When I look at market movements, I am reminded of Jaspar Bhatt’s show ‘Ulta Purta’. Everything has become Ulta Pluta.
Gautam Shah: I understand the sentiment, but there have been times in the past few years when it hasn’t been Ulta Pluta, and the trend couldn’t have been more beautiful. You could have captured almost every stock, every sector, every trend in the market as cleanly as possible. So this is classic mean reversion. I mean, I know everyone’s making a fuss about what happened in the last three months, but when you actually read this correction in the context of the rally over the past 15 to 18 months, it’s honestly a big deal. It’s not something I did. I think there was a little bit of craziness on the screen in August and September last year with midcaps, smallcaps, small caps, story-based stocks, story-based stocks, all of that was happening and this I believe it’s a very healthy adjustment. I think there is irrational pessimism at the moment within a larger bull market. I understand that if you look at a screen and move like you did yesterday, you might feel confused or scared. But if you are into quality stocks, keep in mind that this market still has a lot of potential and is just an Indian market that has just gone off the rails.
Looking at the world market, the US is doing well, Asia is doing well, and the European market is also doing well. So there are localized issues like what happened to the rupee, what happened to the dollar index, what happened to crude oil, FII selling, a little bit of a slowdown in earnings.
So over the last two months, two-and-a-half months, all these factors are factored in. But with the index at 23,000, whether it’s a 2-3% difference or not, I think this market has once again reached a point where a long investment is justified based on risk and reward considerations. So when we analyze six months from now, January 2025, in hindsight, can we say that is the biggest buying opportunity of this bull market?
Gautam Shah: I think so, but you would be surprised to know that we have been tracking data for the past 25 years, going back to 2000. January is a difficult time and is known for market highs. If you remember, that was in 2008, 2000, and many other years, we had historic market ceilings and market corrections in January. Given everything that has happened in the last two years, the GDP numbers were terrible, people were worried about the economic slowdown, the Trump factor, the role of RBI, the budget forecast, etc., so this time was in some ways expected. But I believe so. This is a great buying opportunity.

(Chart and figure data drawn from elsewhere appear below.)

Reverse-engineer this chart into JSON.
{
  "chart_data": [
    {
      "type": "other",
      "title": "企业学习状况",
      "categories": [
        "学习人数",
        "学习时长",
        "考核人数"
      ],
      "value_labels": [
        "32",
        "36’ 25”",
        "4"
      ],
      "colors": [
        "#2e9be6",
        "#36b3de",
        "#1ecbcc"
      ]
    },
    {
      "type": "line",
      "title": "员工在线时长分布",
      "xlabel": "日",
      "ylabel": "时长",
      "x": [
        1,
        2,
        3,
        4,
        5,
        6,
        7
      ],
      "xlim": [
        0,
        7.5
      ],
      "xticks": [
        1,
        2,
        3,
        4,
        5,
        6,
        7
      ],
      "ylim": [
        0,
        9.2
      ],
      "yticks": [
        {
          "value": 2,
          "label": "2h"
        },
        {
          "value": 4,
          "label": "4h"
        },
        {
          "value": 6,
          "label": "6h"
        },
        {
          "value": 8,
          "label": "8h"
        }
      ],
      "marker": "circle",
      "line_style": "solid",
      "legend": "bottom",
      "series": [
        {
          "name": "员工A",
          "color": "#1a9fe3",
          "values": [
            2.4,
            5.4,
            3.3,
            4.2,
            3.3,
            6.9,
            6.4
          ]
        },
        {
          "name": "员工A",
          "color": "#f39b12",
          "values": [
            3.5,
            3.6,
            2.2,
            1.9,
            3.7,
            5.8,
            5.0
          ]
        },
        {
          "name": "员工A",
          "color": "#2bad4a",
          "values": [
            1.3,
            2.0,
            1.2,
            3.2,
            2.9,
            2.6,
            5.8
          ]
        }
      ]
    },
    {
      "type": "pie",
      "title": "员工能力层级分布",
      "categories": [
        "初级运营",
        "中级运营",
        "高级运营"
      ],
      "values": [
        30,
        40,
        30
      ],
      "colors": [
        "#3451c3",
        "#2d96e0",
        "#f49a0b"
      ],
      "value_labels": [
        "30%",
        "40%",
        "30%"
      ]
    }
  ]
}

Because as a technical analyst, reading weekly and monthly charts leads you to believe that this is a correction within a massive bull market, and that’s the only answer you need to answer. That’s it. If you’re looking at two weeks and two months, this market is going to be very difficult. But if you’re looking at six months, 12 months, 18 months, I think the risk and reward is justified.

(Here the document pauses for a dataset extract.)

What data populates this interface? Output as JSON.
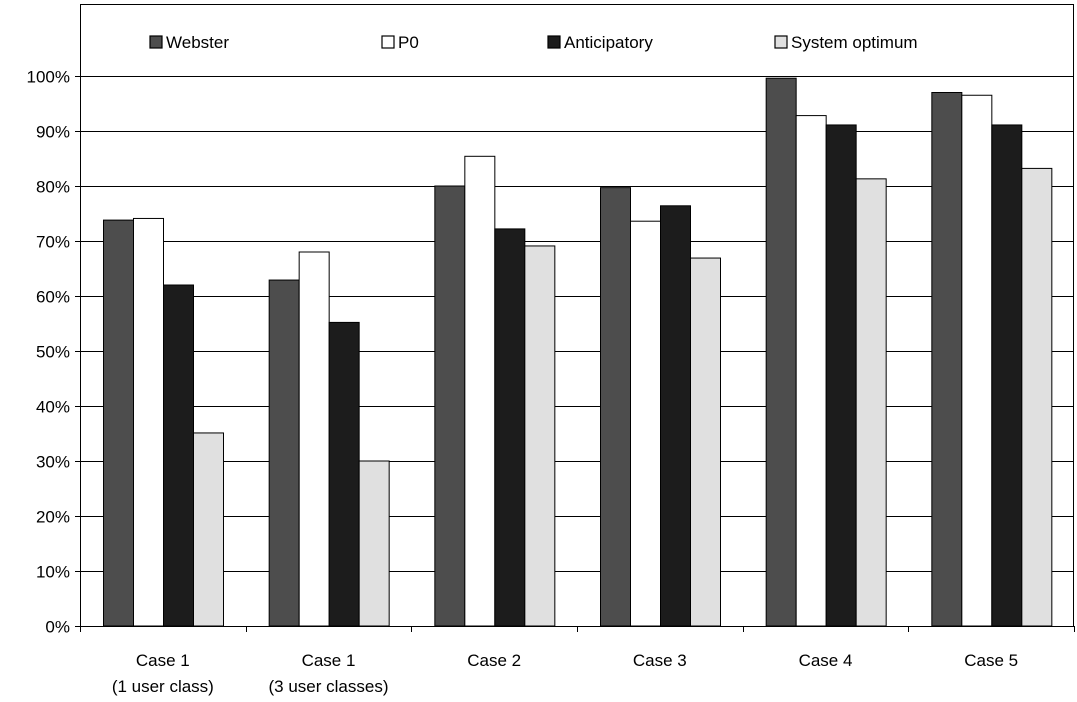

So, what is the range of Nifty? The index level alone has already fallen by about 12%. How much calmer can you get from this level? And what are the possible benefits?
Gautam Shah: Well, if you look at the index level, as you rightly said, it drops to about 12%. However, there is such a disconnect between the index and the overall market as the average decline across the NSE is around 26%.

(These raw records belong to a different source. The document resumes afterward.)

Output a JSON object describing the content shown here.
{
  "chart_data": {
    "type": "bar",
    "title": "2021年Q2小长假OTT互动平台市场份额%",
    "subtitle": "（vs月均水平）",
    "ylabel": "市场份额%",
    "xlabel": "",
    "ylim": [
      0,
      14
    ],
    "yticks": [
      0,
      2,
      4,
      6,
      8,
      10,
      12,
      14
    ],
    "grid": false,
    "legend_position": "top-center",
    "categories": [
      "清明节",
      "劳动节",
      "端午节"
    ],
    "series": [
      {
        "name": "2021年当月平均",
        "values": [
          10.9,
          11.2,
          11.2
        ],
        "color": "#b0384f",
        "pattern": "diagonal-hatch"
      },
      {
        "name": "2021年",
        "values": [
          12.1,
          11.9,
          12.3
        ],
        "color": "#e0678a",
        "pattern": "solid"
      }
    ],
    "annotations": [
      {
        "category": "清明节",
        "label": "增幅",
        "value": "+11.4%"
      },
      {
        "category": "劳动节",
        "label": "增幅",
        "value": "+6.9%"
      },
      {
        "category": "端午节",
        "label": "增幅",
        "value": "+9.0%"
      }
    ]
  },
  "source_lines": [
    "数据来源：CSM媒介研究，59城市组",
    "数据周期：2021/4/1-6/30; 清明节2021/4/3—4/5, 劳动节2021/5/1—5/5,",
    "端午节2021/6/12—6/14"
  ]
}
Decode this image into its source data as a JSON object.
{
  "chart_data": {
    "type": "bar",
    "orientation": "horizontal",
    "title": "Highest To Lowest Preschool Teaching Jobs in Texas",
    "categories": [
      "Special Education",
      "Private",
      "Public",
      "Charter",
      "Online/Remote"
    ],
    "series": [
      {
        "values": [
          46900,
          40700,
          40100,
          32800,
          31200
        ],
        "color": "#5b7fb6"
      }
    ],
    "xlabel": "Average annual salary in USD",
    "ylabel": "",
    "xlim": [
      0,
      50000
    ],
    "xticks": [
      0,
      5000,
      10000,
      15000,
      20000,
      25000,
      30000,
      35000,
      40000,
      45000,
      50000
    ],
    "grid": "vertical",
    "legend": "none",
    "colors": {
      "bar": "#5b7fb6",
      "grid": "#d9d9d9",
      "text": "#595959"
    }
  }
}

So, in some ways, we’ve already seen a really big bear market in the last four months, and as you may have noticed, it’s only the blue-chip stocks that have come under pressure in the last three weeks. , in a way, I really stopped revising. If you look at the mid-cap and small-cap indexes, they haven’t done anything compared to the gains we’ve seen over the past 15 to 18 months.
But getting back to your point, it’s even more of a weakness. Let’s consider two scenarios. A more optimistic scenario is that the market bottoms out somewhere in this 22,800, 23,000 area, which I think is very important based on multiple studies, but broad research suggests it’s oversold. , sentiment is oversold and it can’t get any worse in terms of sentiment.
Therefore, in an optimistic scenario, we would bottom out somewhere between 22,800 and 23,000. Although the pessimistic scenario is that if the budget doesn’t work out, if FII sell-off continues, if performance doesn’t work out or if HDFC Bank doesn’t come up with a positive surprise, then it dips into the 21,800, 22,000 zone. , I think this is really the worst. The case I’m considering. But look at the bigger picture.
So even from current levels, the downside chance is around 4%. But if everything goes back on track, I am confident that Nifty could reach 26,000 and even 28,400 in the next 18 months. So, 4% downside risk, 20% upside potential, that’s the risk reward that investors have at this point.